220px-RaceWithTheDevilWarren Oates and Peter Fonda versus …. SATAN!

Roger (Peter Fonda) and Frank (Warren Oates) are lifelong friends and business partners who, along with their wives Kelly (Lara Parker) and Alice (Loretts Swit), are planning on taking the “best damn vacation we ever had.”  Traveling to Colorado in Frank’s RV, they decide to camp for a night next to a river.  Not only do Frank and Roger witness what appears to be a human sacrifice but they also have to run for their lives when they are spotted.  The local sheriff (R.G. Armstrong) tells them that they probably just saw a bunch of hippies killing an animal but Peter Fonda knows hippies and those were not hippies.  Taking some blood-stained dirt so it can be analyzed by the authorities, Roger and Frank try to drive on but find themselves being pursued by Satanists.

A relentless and entertaining B-movie, Race With The Devil is a hybrid of Rosemary’s Baby, Smokey and the Bandit, and Easy Rider, with some Parallax View-style paranoia mixed in as well.  Eventually, it seems as if everyone in rural Texas — from the sheriff to the gas station attendant to the residents of an RV park where our heroes try to spend the night — is a Satanist.  (Even a wrecked school bus turns out to just be an excuse to get the RV to slow down so the Satanic rednecks can attack, leading to Warren Oates’s classic line, “I don’t believe in a school bus on Sunday.”)

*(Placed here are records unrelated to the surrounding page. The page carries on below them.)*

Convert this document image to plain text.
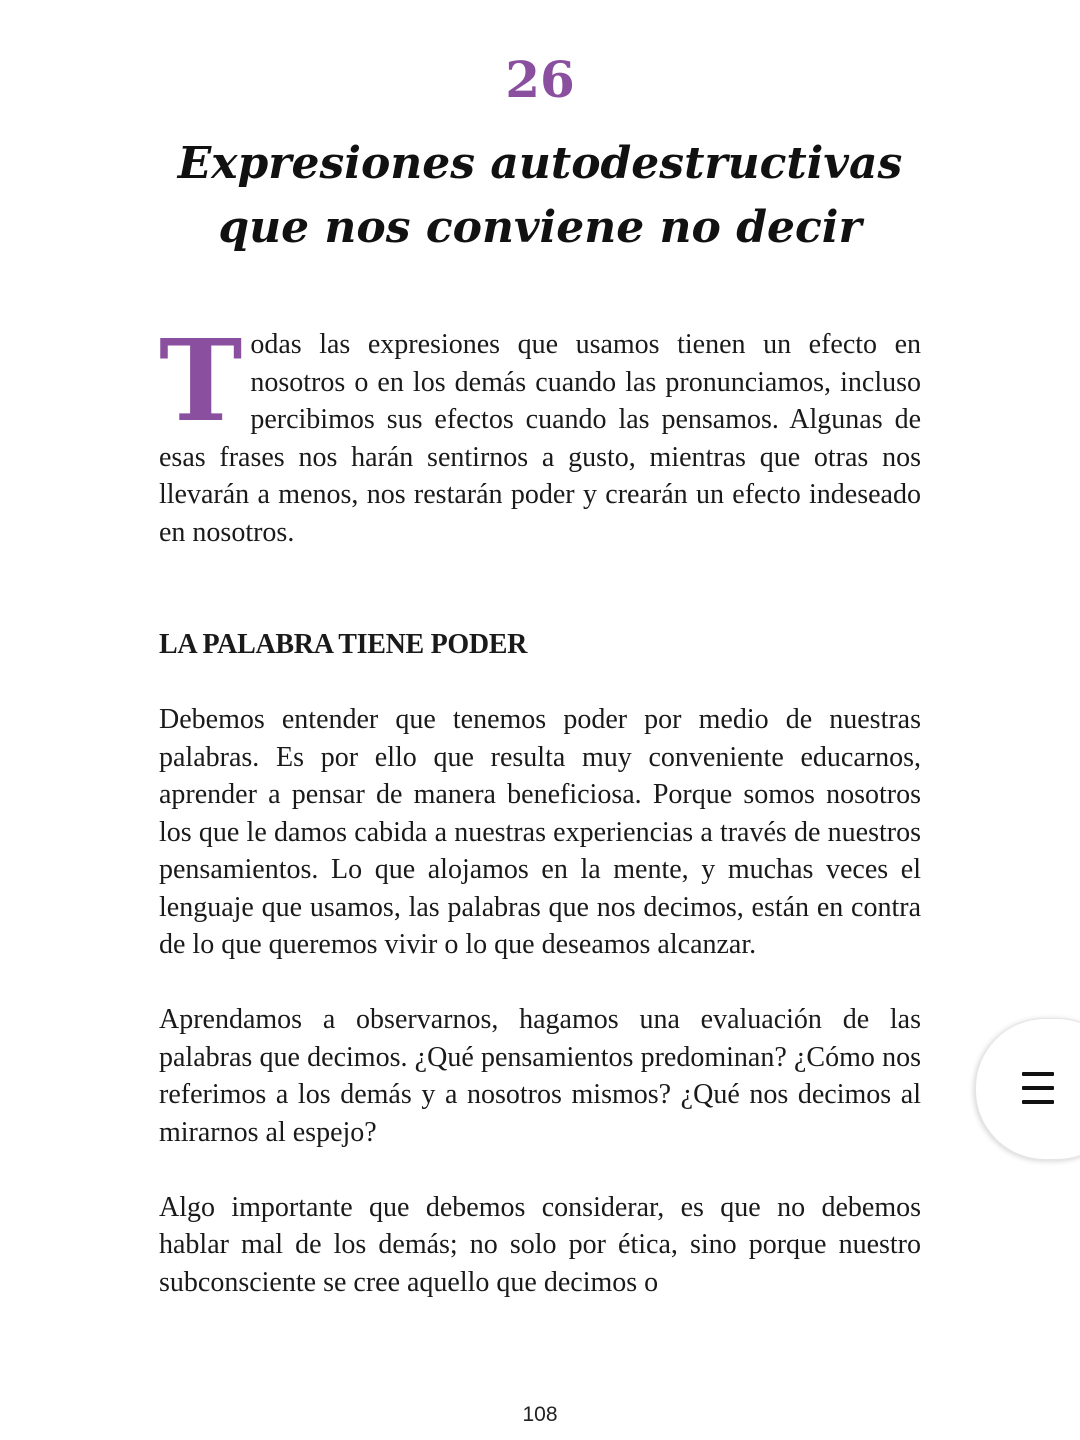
26
Expresiones autodestructivas
que nos conviene no decir

Todas las expresiones que usamos tienen un efecto en nosotros o en los demás cuando las pronunciamos, incluso percibimos sus efectos cuando las pensamos. Algunas de esas frases nos harán sentirnos a gusto, mientras que otras nos llevarán a menos, nos restarán poder y crearán un efecto indeseado en nosotros.

LA PALABRA TIENE PODER

Debemos entender que tenemos poder por medio de nuestras palabras. Es por ello que resulta muy conveniente educarnos, aprender a pensar de manera beneficiosa. Porque somos nosotros los que le damos cabida a nuestras experiencias a través de nuestros pensamientos. Lo que alojamos en la mente, y muchas veces el lenguaje que usamos, las palabras que nos decimos, están en contra de lo que queremos vivir o lo que deseamos alcanzar.

Aprendamos a observarnos, hagamos una evaluación de las palabras que decimos. ¿Qué pensamientos predominan? ¿Cómo nos referimos a los demás y a nosotros mismos? ¿Qué nos decimos al mirarnos al espejo?

Algo importante que debemos considerar, es que no debemos hablar mal de los demás; no solo por ética, sino porque nuestro subconsciente se cree aquello que decimos o

108
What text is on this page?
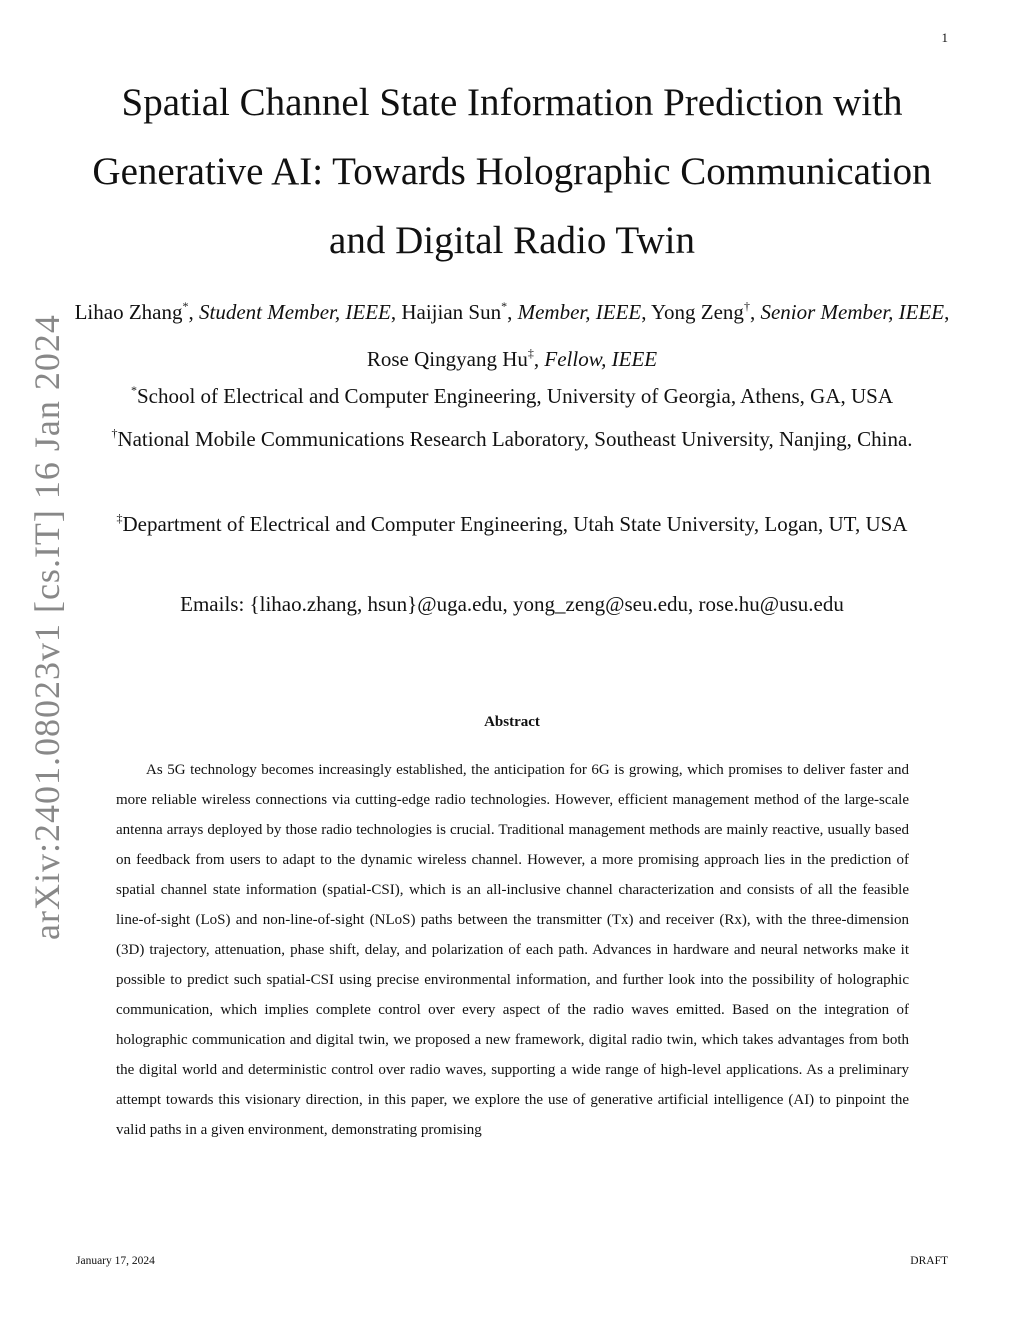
1
arXiv:2401.08023v1 [cs.IT] 16 Jan 2024
Spatial Channel State Information Prediction with Generative AI: Towards Holographic Communication and Digital Radio Twin
Lihao Zhang*, Student Member, IEEE, Haijian Sun*, Member, IEEE, Yong Zeng†, Senior Member, IEEE, Rose Qingyang Hu‡, Fellow, IEEE
*School of Electrical and Computer Engineering, University of Georgia, Athens, GA, USA
†National Mobile Communications Research Laboratory, Southeast University, Nanjing, China.
‡Department of Electrical and Computer Engineering, Utah State University, Logan, UT, USA
Emails: {lihao.zhang, hsun}@uga.edu, yong_zeng@seu.edu, rose.hu@usu.edu
Abstract

As 5G technology becomes increasingly established, the anticipation for 6G is growing, which promises to deliver faster and more reliable wireless connections via cutting-edge radio technologies. However, efficient management method of the large-scale antenna arrays deployed by those radio technologies is crucial. Traditional management methods are mainly reactive, usually based on feedback from users to adapt to the dynamic wireless channel. However, a more promising approach lies in the prediction of spatial channel state information (spatial-CSI), which is an all-inclusive channel characterization and consists of all the feasible line-of-sight (LoS) and non-line-of-sight (NLoS) paths between the transmitter (Tx) and receiver (Rx), with the three-dimension (3D) trajectory, attenuation, phase shift, delay, and polarization of each path. Advances in hardware and neural networks make it possible to predict such spatial-CSI using precise environmental information, and further look into the possibility of holographic communication, which implies complete control over every aspect of the radio waves emitted. Based on the integration of holographic communication and digital twin, we proposed a new framework, digital radio twin, which takes advantages from both the digital world and deterministic control over radio waves, supporting a wide range of high-level applications. As a preliminary attempt towards this visionary direction, in this paper, we explore the use of generative artificial intelligence (AI) to pinpoint the valid paths in a given environment, demonstrating promising

January 17, 2024	DRAFT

A big part of the fun of Race With The Devil is getting to watch Peter Fonda and Warren Oates acting opposite each other.  (A lot of drive-in patrons probably left Race With The Devil with a crush on the lovely Lara Parker as well.)  Friends both on and off-screen (Oates previously co-starred in Fonda’s directorial debut, The Hired Hand), Fonda and Oates are a lot of fun to watch playing off of each other in Race With The Devil, with Warren Oates’s natural intensity providing a good contrast to Fonda’s laid back style.

It may not rank up there with the movies that he appeared in for Sam Peckinpah and Monte Hellman but Race With The Devil is still one of Warren Oates’s most entertaining films.